In its recent Tele2 Polska ruling, the Court deprived the National Competition Authorities “NCAs” of the ability to take “negative decisions” (C-375/09, Prezes Urzędu Ochrony Konkurencji i Konsumentów contre Tele2 Polska sp. z o.o., 3 May 2011).
Negative decisions – until now, I used to call them positive decisions… – acknowledge in their operative part that there is no infringement of the competition rules, and provide reasons for this. Under Article 10 of Regulation 1/2003, for instance, the Commission can take “inapplicability” decisions (to date, the Commission never adopted any). To take a hypothetical example, in a
positive negative decision, a NCA would conclude that firm X conduct does not constitute an abuse of dominance, absent an abusive course of action.
Now, in Tele2 Polska, the Court was asked to determine whether NCAs can take such decisions. For wholly disputable reasons I believe – flawed understanding of the concept of effectiveness of EU competition law, dubious literal reading of Article 5, inconsistency with VEBIC, long-term legal uncertainty effects, etc. – the Court held that NCAs were deprived of this decisional prerogative. As observed by my assistant, Charlotte Lousberg, this suggests that a number of NCAs have lived in a state of illegality for the past 7 years.
But this is not the primary point of this post. Rather, I would like to stress here a number of perverse effects which the ruling may have on the way NCAs conduct their decisional business.
As explained by Wouter Wils in a great paper (Wils, W. P. J. (2004), The Combination of the Investigative and Prosecutorial Function and the Adjudicative Function in EC Antitrust Enforcement: A Legal and Economic Analysis, World Competition, 27 (2), pp. 201 – 224), officials can be subject to a variety of biases, including hindsight bias, i.e., the need to justify past efforts. More generally, officials are rational individuals who seek to maximize the returns of their professional activities (for legitimate career advancement purposes, etc.).
Now, in the real life, it cannot be excluded that following a lengthy, costly investigation, officials will eventually come to the view that a case has no merit (after all, bright competition lawyers might, for once, convince the NCA that the case is worthless). However, with Tele2 Polska, the officials’ investigative efforts can no longer translate into some sort of observable decisional output.
I believe that this may alter officials’ incentives structures, now unable to craft negative decisions, and justify past activities, in meritless cases.
This is first true at the very outset of competition procedures (e.g., when the NCA receives a complaint). Officials might now be increasingly reluctant to “take” complex, difficult cases, including cases which raise novel questions of law, whose outcome is uncertain. NCAs might in turn prioritize their enforcement resources on “easy” cases, regardless of the public interest.

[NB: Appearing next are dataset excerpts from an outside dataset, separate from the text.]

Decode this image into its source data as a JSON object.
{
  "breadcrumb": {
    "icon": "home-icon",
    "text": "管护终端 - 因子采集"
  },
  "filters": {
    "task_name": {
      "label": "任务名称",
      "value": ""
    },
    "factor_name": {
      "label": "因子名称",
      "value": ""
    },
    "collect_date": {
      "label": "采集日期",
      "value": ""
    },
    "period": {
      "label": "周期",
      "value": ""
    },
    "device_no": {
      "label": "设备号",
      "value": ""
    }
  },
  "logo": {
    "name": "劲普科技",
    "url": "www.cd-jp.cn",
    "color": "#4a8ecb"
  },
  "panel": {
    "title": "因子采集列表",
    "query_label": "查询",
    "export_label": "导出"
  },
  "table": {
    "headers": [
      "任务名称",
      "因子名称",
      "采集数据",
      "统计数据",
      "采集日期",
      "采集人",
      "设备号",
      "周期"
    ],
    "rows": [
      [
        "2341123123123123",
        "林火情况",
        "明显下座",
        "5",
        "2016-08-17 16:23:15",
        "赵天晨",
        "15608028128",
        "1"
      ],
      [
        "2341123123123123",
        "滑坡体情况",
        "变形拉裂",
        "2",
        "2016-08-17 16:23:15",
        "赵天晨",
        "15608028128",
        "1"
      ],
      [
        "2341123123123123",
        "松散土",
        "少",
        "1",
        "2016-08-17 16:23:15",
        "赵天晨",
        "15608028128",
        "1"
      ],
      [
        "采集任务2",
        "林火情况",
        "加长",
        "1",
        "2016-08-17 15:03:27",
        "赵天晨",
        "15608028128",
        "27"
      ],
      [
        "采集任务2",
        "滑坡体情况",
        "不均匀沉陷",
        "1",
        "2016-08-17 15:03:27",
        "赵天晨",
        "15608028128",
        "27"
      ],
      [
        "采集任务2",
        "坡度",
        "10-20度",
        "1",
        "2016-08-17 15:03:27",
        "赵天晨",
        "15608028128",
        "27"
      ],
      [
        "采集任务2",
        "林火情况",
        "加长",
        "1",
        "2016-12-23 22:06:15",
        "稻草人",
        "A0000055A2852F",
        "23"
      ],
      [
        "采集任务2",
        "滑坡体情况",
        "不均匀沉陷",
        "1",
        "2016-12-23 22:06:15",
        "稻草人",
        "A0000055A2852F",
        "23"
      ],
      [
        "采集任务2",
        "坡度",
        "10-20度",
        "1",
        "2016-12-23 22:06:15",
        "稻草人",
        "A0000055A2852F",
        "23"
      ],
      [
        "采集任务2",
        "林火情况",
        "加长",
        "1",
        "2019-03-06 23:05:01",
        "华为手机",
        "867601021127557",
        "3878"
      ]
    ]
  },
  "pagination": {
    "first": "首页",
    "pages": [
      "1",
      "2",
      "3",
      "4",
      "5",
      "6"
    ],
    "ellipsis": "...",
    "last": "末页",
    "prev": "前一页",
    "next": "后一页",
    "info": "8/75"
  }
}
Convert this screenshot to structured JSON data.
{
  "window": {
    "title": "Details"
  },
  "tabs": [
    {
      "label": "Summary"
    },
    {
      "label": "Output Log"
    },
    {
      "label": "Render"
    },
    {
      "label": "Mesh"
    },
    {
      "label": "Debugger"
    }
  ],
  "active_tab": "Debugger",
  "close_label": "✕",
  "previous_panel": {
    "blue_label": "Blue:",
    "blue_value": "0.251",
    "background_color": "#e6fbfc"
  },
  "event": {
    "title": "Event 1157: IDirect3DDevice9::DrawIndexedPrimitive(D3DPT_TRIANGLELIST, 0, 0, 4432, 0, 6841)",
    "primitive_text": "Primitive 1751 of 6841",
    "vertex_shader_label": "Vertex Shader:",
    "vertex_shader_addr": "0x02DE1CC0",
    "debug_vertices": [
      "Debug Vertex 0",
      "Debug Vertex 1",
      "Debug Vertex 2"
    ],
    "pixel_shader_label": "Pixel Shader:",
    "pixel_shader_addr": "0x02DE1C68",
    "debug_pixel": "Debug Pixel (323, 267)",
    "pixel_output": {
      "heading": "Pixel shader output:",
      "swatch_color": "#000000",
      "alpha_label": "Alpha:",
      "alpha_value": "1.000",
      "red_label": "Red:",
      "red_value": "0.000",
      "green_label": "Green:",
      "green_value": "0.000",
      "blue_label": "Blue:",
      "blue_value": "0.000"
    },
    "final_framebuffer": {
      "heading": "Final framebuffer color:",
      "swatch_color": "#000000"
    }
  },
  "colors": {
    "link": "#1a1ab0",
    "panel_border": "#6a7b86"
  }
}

But this is also true during the procedure, if officials realize that the case is going nowhere. In such a setting, officials (who can no longer push for a negative decision) might nonetheless seek to “get something out” of the case, and resort, to this end to other enforcement instrument, which generate some decisional output, but require little proof and reasoning => think of Article 9, commitments’ decisions.
Just random Friday ruminations. There will be more to come on this in July.